A DOCE VINGANÇA DA RAINHA
Então conta-se que a rainha resolveu ir à forra.
Todos aqueles que conspiraram para tirá-la do trono teriam o castigo merecido. Em especial o vice-rainha, que nunca jogou de fato no seu time, mas que devia ser o mentor intelectual do grupo.
Foram noites e noites sem pregar o olho, pensando como se vingar de cada um daqueles malditos. Nenhum deles ficaria impune, nenhum mesmo.

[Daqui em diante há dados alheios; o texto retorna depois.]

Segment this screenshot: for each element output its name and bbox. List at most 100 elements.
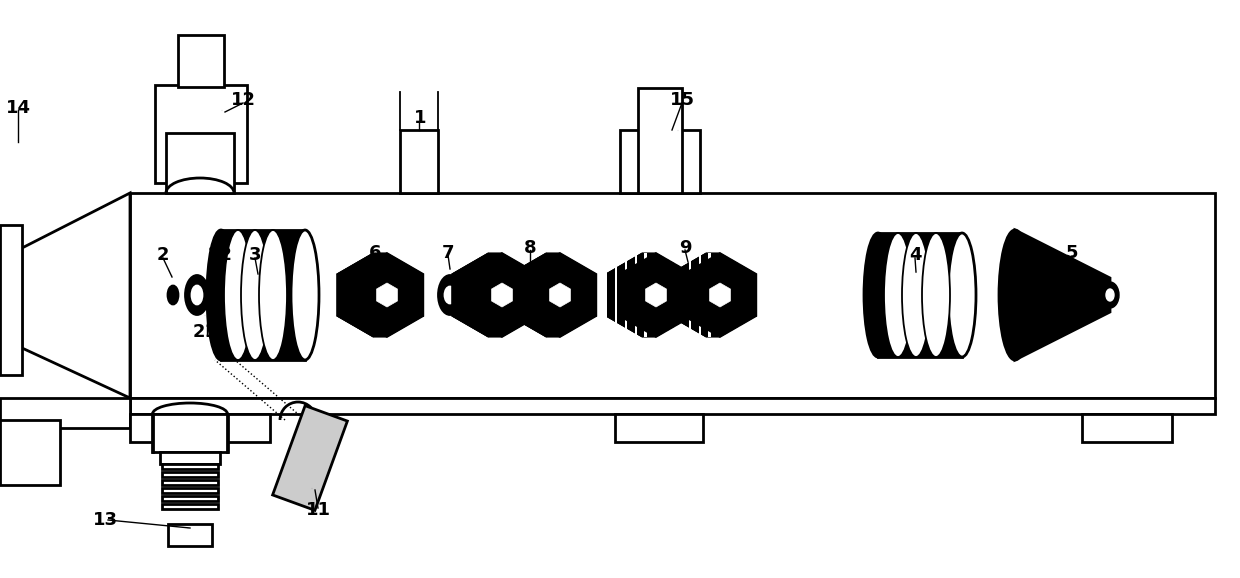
Bar xyxy=(668,253,671,337)
Polygon shape xyxy=(477,283,498,307)
Ellipse shape xyxy=(438,275,463,315)
Ellipse shape xyxy=(192,286,202,304)
Ellipse shape xyxy=(207,230,236,360)
Ellipse shape xyxy=(241,230,269,360)
Ellipse shape xyxy=(259,230,286,360)
Polygon shape xyxy=(546,316,596,337)
Bar xyxy=(130,193,1215,398)
Polygon shape xyxy=(510,316,560,337)
Bar xyxy=(639,88,682,193)
Polygon shape xyxy=(670,274,683,316)
Bar xyxy=(615,253,618,337)
Text: 13: 13 xyxy=(93,511,118,529)
Bar xyxy=(155,85,247,183)
Bar xyxy=(162,488,218,493)
Polygon shape xyxy=(489,253,538,274)
Polygon shape xyxy=(706,253,756,274)
Text: 9: 9 xyxy=(678,239,691,257)
Text: 11: 11 xyxy=(305,501,331,519)
Polygon shape xyxy=(451,274,466,316)
Text: 3: 3 xyxy=(249,246,262,264)
Ellipse shape xyxy=(291,230,319,360)
Bar xyxy=(162,496,218,501)
Bar xyxy=(635,253,637,337)
Bar xyxy=(738,253,740,337)
Text: 4: 4 xyxy=(909,246,921,264)
Text: 22: 22 xyxy=(207,246,233,264)
Bar xyxy=(678,253,681,337)
Ellipse shape xyxy=(185,275,210,315)
Polygon shape xyxy=(605,274,620,316)
Ellipse shape xyxy=(224,230,252,360)
Polygon shape xyxy=(536,283,557,307)
Polygon shape xyxy=(510,253,583,337)
Polygon shape xyxy=(351,253,423,337)
Polygon shape xyxy=(546,253,596,274)
Polygon shape xyxy=(706,316,756,337)
Polygon shape xyxy=(523,253,596,337)
Polygon shape xyxy=(336,253,387,274)
Polygon shape xyxy=(362,283,383,307)
Polygon shape xyxy=(683,253,756,337)
Polygon shape xyxy=(336,316,387,337)
Polygon shape xyxy=(678,274,692,316)
Polygon shape xyxy=(642,316,692,337)
Polygon shape xyxy=(510,274,523,316)
Polygon shape xyxy=(1016,230,1110,360)
Bar xyxy=(162,480,218,485)
Text: 5: 5 xyxy=(1065,244,1079,262)
Polygon shape xyxy=(642,253,692,274)
Bar xyxy=(221,230,305,360)
Bar xyxy=(130,414,270,442)
Polygon shape xyxy=(605,253,656,274)
Bar xyxy=(0,225,22,375)
Bar xyxy=(160,452,219,464)
Polygon shape xyxy=(373,316,423,337)
Ellipse shape xyxy=(999,230,1030,360)
Polygon shape xyxy=(646,283,666,307)
Bar xyxy=(688,253,691,337)
Ellipse shape xyxy=(167,286,179,304)
Polygon shape xyxy=(451,253,502,274)
Polygon shape xyxy=(466,253,538,337)
Bar xyxy=(675,253,677,337)
Polygon shape xyxy=(605,253,678,337)
Bar xyxy=(878,233,962,357)
Bar xyxy=(625,253,627,337)
Bar xyxy=(645,253,647,337)
Bar xyxy=(1083,414,1172,442)
Text: 7: 7 xyxy=(441,244,454,262)
Polygon shape xyxy=(336,253,409,337)
Ellipse shape xyxy=(884,233,911,357)
Polygon shape xyxy=(510,253,560,274)
Bar xyxy=(615,414,703,442)
Polygon shape xyxy=(451,316,502,337)
Text: 6: 6 xyxy=(368,244,381,262)
Text: 2: 2 xyxy=(156,246,169,264)
Polygon shape xyxy=(373,253,423,274)
Polygon shape xyxy=(489,316,538,337)
Bar xyxy=(130,398,1215,414)
Polygon shape xyxy=(22,193,130,398)
Text: 12: 12 xyxy=(231,91,255,109)
Text: 8: 8 xyxy=(523,239,537,257)
Polygon shape xyxy=(583,274,596,316)
Text: 21: 21 xyxy=(192,323,217,341)
Bar xyxy=(718,253,720,337)
Bar xyxy=(698,253,701,337)
Polygon shape xyxy=(605,316,656,337)
Bar xyxy=(401,130,438,193)
Text: 15: 15 xyxy=(670,91,694,109)
Polygon shape xyxy=(670,253,743,337)
Polygon shape xyxy=(549,283,570,307)
Bar xyxy=(0,398,130,428)
Bar xyxy=(708,253,711,337)
Ellipse shape xyxy=(445,287,455,303)
Bar xyxy=(167,524,212,546)
Bar xyxy=(166,133,234,193)
Ellipse shape xyxy=(949,233,976,357)
Ellipse shape xyxy=(1101,282,1118,308)
Bar xyxy=(162,504,218,509)
Bar xyxy=(162,464,218,469)
Ellipse shape xyxy=(923,233,950,357)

Até que ela tentou se aconselhar com alguns membros da côrte, mas resolveu que ninguém merecia um fiapo de sua confiança. Ninguém.
Pensou em tudo. Poderia subornar algum cozinheiro do reino pra envenenar o vice-rainha. Vê-lo agonizando nos seus últimos momentos seria a glória. Não, ficaria muito na cara que ela estaria por trás deste "acidente". Além do mais, não tinha um mísero cozinheiro daquele reino que se prestaria a colocar cicuta na coxa de cabrito que seu vice tanto apreciava.
Afrouxar uma das rodas da carruagem que o vice-rainha usava seria outra ideia. Ela poderia se disfarçar colocando uma peruca e cobrindo o rosto. De madrugada iria até a cocheira real e faria este serviço. Desistiu quando fez a conta do número de carruagens que têm lá. Levaria noites e noites para afrouxar as rodas de todas as carruagens, porque o infeliz usava cada dia um diferente. Sem contar que poderia afrouxar a roda da própria carruagem que ela fosse usar. Péssima ideia.
Matar o vice-rainha com uma flechada certeira. Poderia pegar um daqueles bandidos cumprindo pena no calabouço do castelo, entregar algumas moedas de ouro e prometer libertá-lo se tivesse sucesso na empreitada. Também não teria como descer as escadarias que conduziam ao calabouços sem ser notada. Seria arriscado demais.
O que fazer, ó céus, o que fazer? Está certo que ela se apropriou de boa parte do tesouro real. Como poderia saber que alguém notaria a falta daquelas moedas? Achava que se pegasse uma hoje, outra amanhã, ninguém daria falta. Também não foi uma rainha que os súditos amassem de paixão. Fez burrada atrás de burrada.
Foi assim que encontrou a solução para saborear a mais contundente e implacável vingança contra todos os crápulas que planejaram esta injusta armação - pela ótica dela, é claro.
Então a rainha resolveu ser honesta e eficiente nas atribuições que seu cargo prescrevesse. E nunca mais colocar no bolso uma moedinha que fosse e que não a tivesse merecido de fato. Decidiu, também, parar com esta postura de brutamontes que fazia com que as pessoas se borrassem nas calças diante dos seus berros e que faziam todo o reino tremer. Seria então uma rainha como aqueles livros de histórias infantis tão bem retratam: amável, doce, uma rainha dos sonhos de todos seus súditos. Uma rainha-modelo de retidão, de generosidade, de lisura.
Isso tirou o vice-rainha e seus assessores do eixo. Podiam imaginar o rio secar, a macieira dar romã, mas a rainha parar de meter a mão no tesouro real e tirar aquela máscara de megera era demais pra eles.
Assim, um a um, foram fugindo de lá, indo aportar num reino de mandante perverso, prepotente e ladrão, que é o mais tinha por aquelas bandas.
Então a rainha pôde, finalmente, saborear sua mais deliciosa vingança.